MIT proposes building a Brazil-sized ‘space bubble’ to cool the planet

A team of MIT researchers is exploring a radical idea to reverse global warming: using massive ” space bubbles ” to reflect sunlight off our planet. Huge amounts of greenhouse gases emitted by humans since the Industrial Revolution are creating a kind of “blanket” around our planet, trapping heat in the atmosphere and causing global temperatures to get hotter. Instead of injecting particles into Earth’s atmosphere to cool the planet, an interdisciplinary team of MIT researchers proposes bringing solar geoengineering into space. The research team explored what would happen if a shield made of air bubbles was placed at the Lagrangian point L1, where the gravitational forces of the Earth and the sun form a balance that allows the shield to move indefinitely. stay on track indefinitely.
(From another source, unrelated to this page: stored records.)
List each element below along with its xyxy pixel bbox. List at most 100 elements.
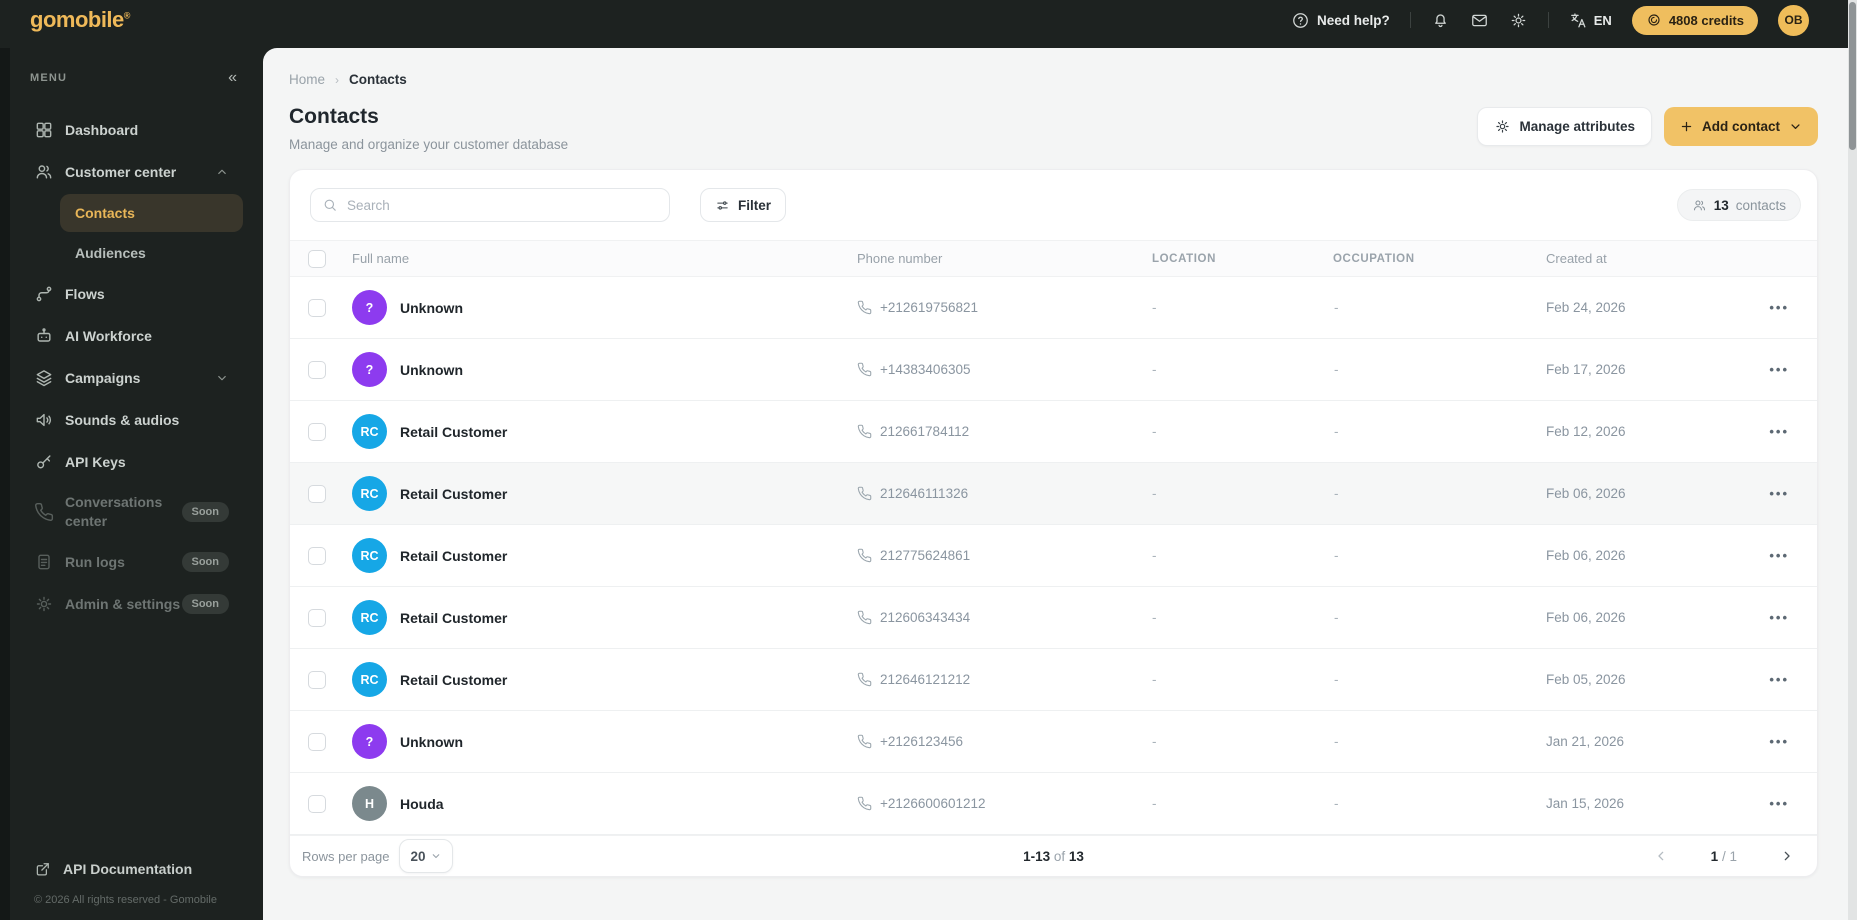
column-header-phone: Phone number bbox=[857, 251, 943, 267]
page-actions: Manage attributes Add contact bbox=[1477, 107, 1818, 146]
row-actions-ellipsis-button[interactable]: ••• bbox=[1769, 362, 1789, 378]
previous-page-chevron-icon[interactable] bbox=[1653, 848, 1669, 864]
contact-name: Retail Customer bbox=[400, 485, 508, 502]
row-checkbox[interactable] bbox=[308, 298, 326, 317]
contact-location: - bbox=[1152, 486, 1157, 502]
add-contact-button[interactable]: Add contact bbox=[1663, 107, 1818, 146]
table-row[interactable]: H Houda +2126600601212 - - Jan 15, 2026 … bbox=[290, 773, 1817, 836]
page-header: Contacts Manage and organize your custom… bbox=[289, 105, 1818, 152]
breadcrumb: Home › Contacts bbox=[289, 72, 1818, 87]
coin-icon bbox=[1646, 12, 1662, 28]
contact-location: - bbox=[1152, 672, 1157, 688]
table-row[interactable]: RC Retail Customer 212646121212 - - Feb … bbox=[290, 649, 1817, 712]
copyright-text: © 2026 All rights reserved - Gomobile bbox=[34, 894, 217, 906]
table-row[interactable]: RC Retail Customer 212646111326 - - Feb … bbox=[290, 463, 1817, 526]
chevron-down-icon bbox=[1788, 119, 1803, 134]
row-actions-ellipsis-button[interactable]: ••• bbox=[1769, 424, 1789, 440]
contacts-count-badge: 13 contacts bbox=[1676, 189, 1801, 221]
need-help-button[interactable]: Need help? bbox=[1291, 11, 1390, 30]
row-actions-ellipsis-button[interactable]: ••• bbox=[1769, 548, 1789, 564]
page-indicator: 1 / 1 bbox=[1710, 848, 1737, 864]
row-checkbox[interactable] bbox=[308, 608, 326, 627]
row-actions-ellipsis-button[interactable]: ••• bbox=[1769, 734, 1789, 750]
row-checkbox[interactable] bbox=[308, 732, 326, 751]
contact-location: - bbox=[1152, 548, 1157, 564]
search-input[interactable] bbox=[310, 188, 670, 222]
sidebar-item-sounds-audios[interactable]: Sounds & audios bbox=[20, 400, 243, 440]
row-checkbox[interactable] bbox=[308, 484, 326, 503]
contact-name: Retail Customer bbox=[400, 547, 508, 564]
contact-occupation: - bbox=[1334, 672, 1339, 688]
phone-icon bbox=[857, 548, 872, 563]
phone-icon bbox=[857, 300, 872, 315]
messages-mail-icon[interactable] bbox=[1470, 11, 1489, 30]
breadcrumb-home[interactable]: Home bbox=[289, 72, 326, 87]
row-checkbox[interactable] bbox=[308, 546, 326, 565]
next-page-chevron-icon[interactable] bbox=[1779, 848, 1795, 864]
sidebar-collapse-button[interactable]: « bbox=[228, 69, 237, 86]
row-actions-ellipsis-button[interactable]: ••• bbox=[1769, 672, 1789, 688]
scrollbar-thumb[interactable] bbox=[1849, 2, 1856, 150]
sidebar-item-conversations-center[interactable]: Conversations center Soon bbox=[20, 484, 243, 540]
row-actions-ellipsis-button[interactable]: ••• bbox=[1769, 796, 1789, 812]
sidebar-item-customer-center[interactable]: Customer center bbox=[20, 152, 243, 192]
filter-button[interactable]: Filter bbox=[700, 188, 787, 222]
row-actions-ellipsis-button[interactable]: ••• bbox=[1769, 486, 1789, 502]
language-switcher[interactable]: EN bbox=[1569, 11, 1612, 30]
credits-pill[interactable]: 4808 credits bbox=[1631, 5, 1758, 35]
table-row[interactable]: ? Unknown +212619756821 - - Feb 24, 2026… bbox=[290, 277, 1817, 340]
contact-phone: 212661784112 bbox=[880, 424, 970, 440]
contact-occupation: - bbox=[1334, 610, 1339, 626]
speaker-icon bbox=[34, 410, 54, 430]
table-row[interactable]: ? Unknown +2126123456 - - Jan 21, 2026 •… bbox=[290, 711, 1817, 774]
sidebar-item-audiences[interactable]: Audiences bbox=[75, 245, 146, 261]
row-checkbox[interactable] bbox=[308, 422, 326, 441]
phone-icon bbox=[857, 610, 872, 625]
sidebar-item-flows[interactable]: Flows bbox=[20, 274, 243, 314]
sidebar-item-contacts[interactable]: Contacts bbox=[60, 194, 243, 232]
phone-icon bbox=[857, 672, 872, 687]
table-row[interactable]: RC Retail Customer 212775624861 - - Feb … bbox=[290, 525, 1817, 588]
settings-gear-icon[interactable] bbox=[1509, 11, 1528, 30]
topbar: gomobile® Need help? EN 4808 credits OB bbox=[0, 0, 1857, 48]
column-header-location: LOCATION bbox=[1152, 252, 1216, 265]
phone-icon bbox=[857, 362, 872, 377]
sidebar-footer: API Documentation © 2026 All rights rese… bbox=[0, 860, 263, 906]
row-checkbox[interactable] bbox=[308, 360, 326, 379]
api-documentation-link[interactable]: API Documentation bbox=[34, 860, 243, 878]
sidebar-item-api-keys[interactable]: API Keys bbox=[20, 442, 243, 482]
contact-created-at: Feb 24, 2026 bbox=[1546, 300, 1626, 316]
sidebar-item-run-logs[interactable]: Run logs Soon bbox=[20, 542, 243, 582]
search-box bbox=[310, 188, 670, 222]
gear-icon bbox=[1494, 118, 1511, 135]
table-row[interactable]: RC Retail Customer 212606343434 - - Feb … bbox=[290, 587, 1817, 650]
table-row[interactable]: ? Unknown +14383406305 - - Feb 17, 2026 … bbox=[290, 339, 1817, 402]
users-icon bbox=[1692, 198, 1707, 213]
rows-per-page-select[interactable]: 20 bbox=[399, 839, 454, 874]
row-checkbox[interactable] bbox=[308, 670, 326, 689]
breadcrumb-separator: › bbox=[335, 72, 340, 87]
contact-avatar: RC bbox=[352, 414, 387, 450]
manage-attributes-button[interactable]: Manage attributes bbox=[1477, 107, 1652, 146]
select-all-checkbox[interactable] bbox=[308, 249, 326, 268]
row-checkbox[interactable] bbox=[308, 794, 326, 813]
breadcrumb-current: Contacts bbox=[349, 72, 407, 87]
row-actions-ellipsis-button[interactable]: ••• bbox=[1769, 300, 1789, 316]
page-scrollbar bbox=[1848, 0, 1857, 920]
user-avatar[interactable]: OB bbox=[1778, 4, 1809, 36]
contact-avatar: RC bbox=[352, 476, 387, 512]
key-icon bbox=[34, 452, 54, 472]
sidebar-item-ai-workforce[interactable]: AI Workforce bbox=[20, 316, 243, 356]
row-actions-ellipsis-button[interactable]: ••• bbox=[1769, 610, 1789, 626]
contact-name: Unknown bbox=[400, 299, 463, 316]
contact-avatar: RC bbox=[352, 538, 387, 574]
sidebar-item-dashboard[interactable]: Dashboard bbox=[20, 110, 243, 150]
chevron-up-icon bbox=[215, 165, 229, 179]
notifications-bell-icon[interactable] bbox=[1431, 11, 1450, 30]
sidebar: MENU « Dashboard Customer center Contact… bbox=[0, 0, 263, 920]
sidebar-item-campaigns[interactable]: Campaigns bbox=[20, 358, 243, 398]
table-row[interactable]: RC Retail Customer 212661784112 - - Feb … bbox=[290, 401, 1817, 464]
contact-phone: +14383406305 bbox=[880, 362, 971, 378]
sidebar-item-admin-settings[interactable]: Admin & settings Soon bbox=[20, 584, 243, 624]
contact-name: Unknown bbox=[400, 733, 463, 750]
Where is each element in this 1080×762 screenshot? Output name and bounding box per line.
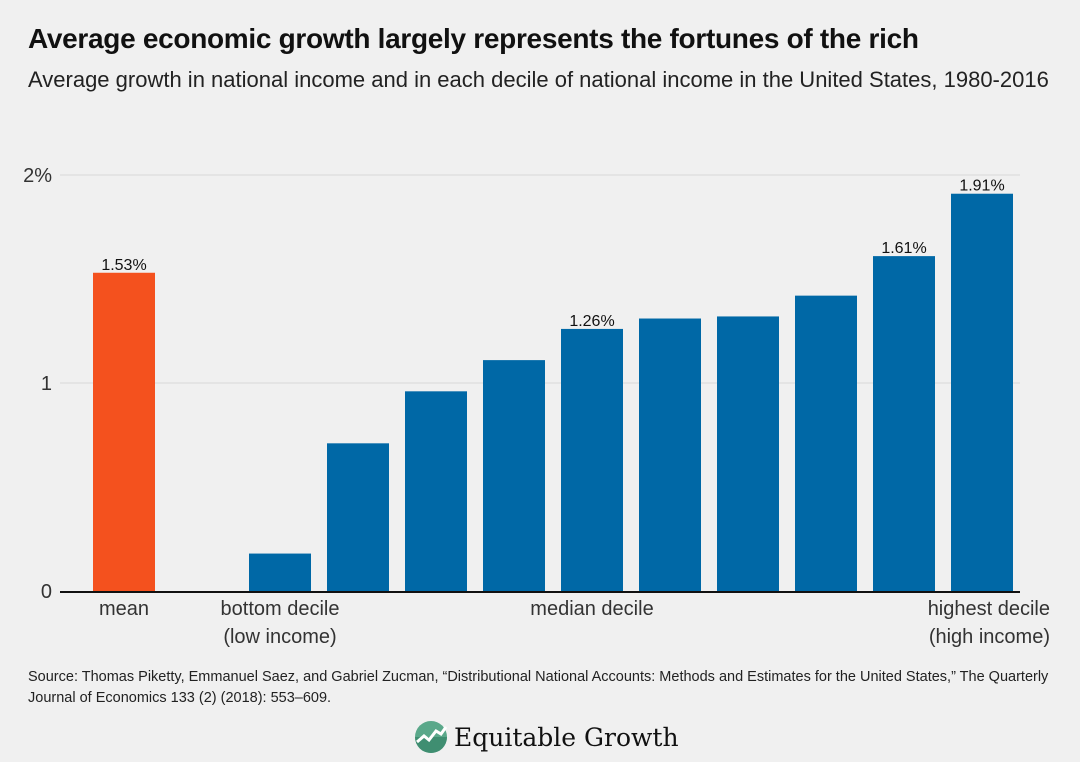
bar-decile — [483, 360, 545, 591]
source-note: Source: Thomas Piketty, Emmanuel Saez, a… — [28, 669, 1049, 706]
bar-decile — [405, 391, 467, 591]
y-tick-label: 1 — [41, 373, 52, 395]
bar-decile — [561, 328, 623, 591]
rising-line-circle-icon — [415, 721, 448, 753]
data-label: 1.26% — [569, 313, 614, 330]
bar-decile — [795, 295, 857, 591]
logo-text: Equitable Growth — [454, 722, 679, 752]
x-tick-label: (low income) — [223, 626, 336, 648]
bar-decile — [249, 553, 311, 591]
x-tick-label: median decile — [530, 598, 653, 620]
data-label: 1.91% — [959, 178, 1004, 195]
bar-decile — [951, 193, 1013, 591]
x-tick-label: (high income) — [929, 626, 1050, 648]
bar-mean — [93, 272, 155, 591]
equitable-growth-logo: Equitable Growth — [414, 720, 679, 754]
data-label: 1.53% — [101, 257, 146, 274]
x-tick-label: bottom decile — [221, 598, 340, 620]
y-tick-label: 0 — [41, 581, 52, 603]
bar-decile — [327, 443, 389, 591]
x-tick-label: highest decile — [928, 598, 1050, 620]
chart-title: Average economic growth largely represen… — [28, 23, 919, 54]
x-tick-label: mean — [99, 598, 149, 620]
y-tick-label: 2% — [23, 165, 52, 187]
bar-decile — [639, 318, 701, 591]
chart-subtitle: Average growth in national income and in… — [28, 67, 1049, 92]
bar-decile — [873, 256, 935, 591]
data-label: 1.61% — [881, 240, 926, 257]
bar-chart: 0 1 2% 1.53% 1.26% 1.61% 1.91% mean bottom decil… — [23, 165, 1050, 648]
bar-decile — [717, 316, 779, 591]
The proposed shield is about the size of Brazil, and the bubbles of the shield could be fabricated and deployed in space, possibly out of silicon — the team has tried creating “space bubbles” in the lab. “Preliminary experiments succeeded in expanding the thin-film bubble at a pressure of 0.0028 atm and maintaining it at around -50°C (near-zero pressure and near-zero temperature space conditions),” they said in a news release. Because these The bubble is almost a million miles away, and the MIT team says this solar-geoengineering approach won’t be as risky as the one inside Earth’s atmosphere. This isn’t the first time someone has proposed putting a solar shield in space to help cool the planet, but making a shield out of bubbles would give us a relatively easy way to abort the mission if something goes wrong: Just pop the bubble.